Jesse and Ned will find themselves in more danger than ever and actually having to work separately most of the time, which becomes a real turning point for Jesse and an opportunity for him to mature. As things with the mine come to a head and Jesse finds himself in the possession of a digital time bomb that everyone seems to want, can the brothers make it out of this latest situation alive?
Once again, The Code: Season 2 brings an incredible story to the screen, fraught with danger, intrigue, drama and character development. It spans a number of topics including a bit of the Snowden/privacy situation, along with child peddling, the dark web and, most importantly, the real life situation happening with the politics in Papua New Guinea, and as always, they do it with style and panache.
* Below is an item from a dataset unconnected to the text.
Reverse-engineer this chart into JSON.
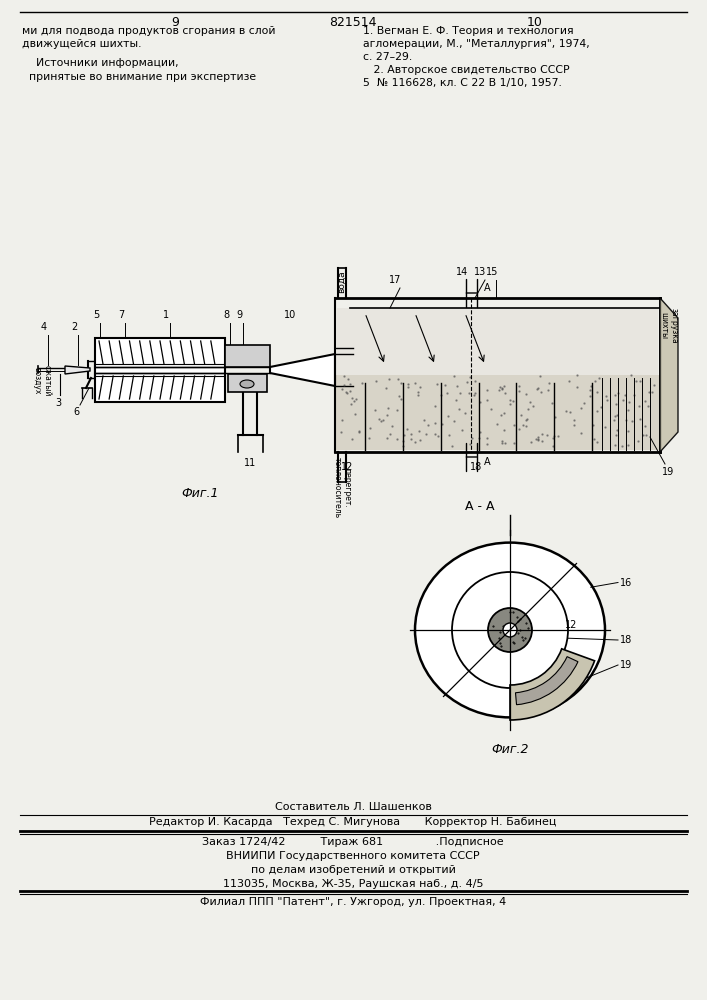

Anthony LaPaglia was a great addition this season, as his character is so nuanced and mysterious, and Sigrid Thornton is fantastic as well - someone you really love to hate. I also enjoyed Ella Scott Lynch as Flynn and hoped something would blossom between her and Ned, but maybe in a future season. Truly, though, all of the cast members are incredible, but especially Ashley Zukerman. I've seen a different side of him recently on Designated Survivor, but he is just brilliant and entrancing to watch as Jesse, who is a very deep character who also happens to say whatever the hell he is thinking.
There are a number of special features on the storyline, production and characters and there is a good bit of overlap between them; however, the Behind the Scenes is pretty comprehensive and I really enjoyed the Production Design featurette, as it talked about creating Papua in Australia, since they couldn't actually film in Papua.
Overall, if you enjoyed The Code: Season 1, you'll love The Code: Season 2. It is technology-heavy, but for those who enjoy shows about hacking and political intrigue, it's can't-miss stuff. Highly recommended.